PT PSMI sendiri merupakan perusahaan swasta yang bergerak di bidang perkebunan tebu dan pabrik gula, berlokasi di Pakuan Ratu, Kabupaten Way Kanan, Lampung. Menurut Saiful Bahri, PT Inhutani V Lampung sebelumnya telah mendapatkan izin pengelolaan kawasan hutan seluas lebih kurang 157 hektare berdasarkan SK Menteri Kehutanan No 398 Tahun 1996.

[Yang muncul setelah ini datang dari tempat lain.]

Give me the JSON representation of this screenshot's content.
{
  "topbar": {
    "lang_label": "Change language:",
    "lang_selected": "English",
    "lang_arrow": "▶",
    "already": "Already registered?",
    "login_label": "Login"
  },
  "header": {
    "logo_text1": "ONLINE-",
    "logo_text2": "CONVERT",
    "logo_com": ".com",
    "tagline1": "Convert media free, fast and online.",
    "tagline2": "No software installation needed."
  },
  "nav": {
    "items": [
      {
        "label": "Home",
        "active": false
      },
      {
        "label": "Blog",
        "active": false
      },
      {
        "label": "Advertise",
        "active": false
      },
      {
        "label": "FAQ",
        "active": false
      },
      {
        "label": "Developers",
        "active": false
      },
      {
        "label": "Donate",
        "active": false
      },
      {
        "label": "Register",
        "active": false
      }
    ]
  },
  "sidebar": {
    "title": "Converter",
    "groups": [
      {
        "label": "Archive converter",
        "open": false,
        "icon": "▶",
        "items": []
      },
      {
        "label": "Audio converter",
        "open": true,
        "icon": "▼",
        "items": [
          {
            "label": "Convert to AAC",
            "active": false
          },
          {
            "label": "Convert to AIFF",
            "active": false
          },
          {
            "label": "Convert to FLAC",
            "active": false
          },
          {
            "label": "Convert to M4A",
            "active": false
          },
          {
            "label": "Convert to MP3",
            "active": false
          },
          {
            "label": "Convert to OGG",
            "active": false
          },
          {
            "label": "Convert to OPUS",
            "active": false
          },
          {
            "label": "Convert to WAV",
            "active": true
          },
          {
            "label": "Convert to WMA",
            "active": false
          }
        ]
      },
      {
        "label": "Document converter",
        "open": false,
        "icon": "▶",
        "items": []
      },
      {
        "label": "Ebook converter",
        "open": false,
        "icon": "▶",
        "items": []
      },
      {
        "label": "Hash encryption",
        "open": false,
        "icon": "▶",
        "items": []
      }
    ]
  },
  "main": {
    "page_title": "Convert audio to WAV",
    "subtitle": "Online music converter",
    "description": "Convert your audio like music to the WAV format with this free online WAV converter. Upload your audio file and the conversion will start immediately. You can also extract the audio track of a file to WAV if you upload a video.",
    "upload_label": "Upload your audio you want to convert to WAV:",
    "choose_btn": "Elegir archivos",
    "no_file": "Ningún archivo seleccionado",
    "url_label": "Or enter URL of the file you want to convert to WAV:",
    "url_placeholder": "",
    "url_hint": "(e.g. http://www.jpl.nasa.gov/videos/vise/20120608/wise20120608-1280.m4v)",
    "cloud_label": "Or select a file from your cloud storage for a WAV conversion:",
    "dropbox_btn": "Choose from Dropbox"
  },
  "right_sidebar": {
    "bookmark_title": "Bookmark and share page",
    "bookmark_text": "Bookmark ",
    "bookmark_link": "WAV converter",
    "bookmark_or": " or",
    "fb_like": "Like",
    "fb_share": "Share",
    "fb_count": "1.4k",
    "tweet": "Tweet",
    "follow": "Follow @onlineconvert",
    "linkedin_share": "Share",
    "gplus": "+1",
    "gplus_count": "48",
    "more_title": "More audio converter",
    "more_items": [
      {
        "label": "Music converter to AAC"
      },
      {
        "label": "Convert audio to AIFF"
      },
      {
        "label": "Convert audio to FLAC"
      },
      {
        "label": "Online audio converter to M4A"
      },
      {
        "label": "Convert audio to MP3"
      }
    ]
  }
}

Namun, sejak tahun 2007, PT PSMI diduga telah melakukan pengelolaan lahan milik PT Inhutani V di Kabupaten Way Kanan. Pembukaan hutan dan pemanfaatan hasil hutan tersebut dilakukan untuk perkebunan tebu seluas 32.375 hektare.

Pada tahun 2013, direksi PT PSMI menandatangani Nota Kesepahaman (MoU) dengan PT Inhutani V Persero. Tujuan MoU tersebut adalah untuk pembangunan hutan tanaman tumpangsari, dengan memberlakukan perjanjian berlaku surut sejak tahun 2007 hingga penandatanganan pada 2013.

Kejagung menyatakan bahwa perbuatan PT PSMI membuka kawasan hutan dan menguasai lahan perkebunan secara melawan hukum ini telah mengakibatkan kerugian negara. Hal ini dikarenakan Menteri Kehutanan melalui Dirjen telah menyatakan perjanjian tersebut tidak sah.

Sebagai wujud transparansi, penyidik Kejagung telah menerima penyerahan uang secara sukarela dari PT PSMI. Total uang yang diserahkan mencapai Rp 1 triliun, Rp 3,1 miliar, dan 166.000 Dolar Amerika Serikat. Uang tersebut telah dititipkan ke bank himbara.

Tumpukan uang sitaan tersebut sempat dipamerkan di Lobi Gedung Bundar Kejagung, Jakarta Selatan. Uang pecahan Rp 100 ribu ditata menyerupai ‘kasur’ di area konferensi pers dengan pengawalan ketat petugas keamanan. Layar di area jumpa pers merinci sitaan dari PT PSMI yang berjumlah Rp 1.003.184.000 dan 166.000 USD.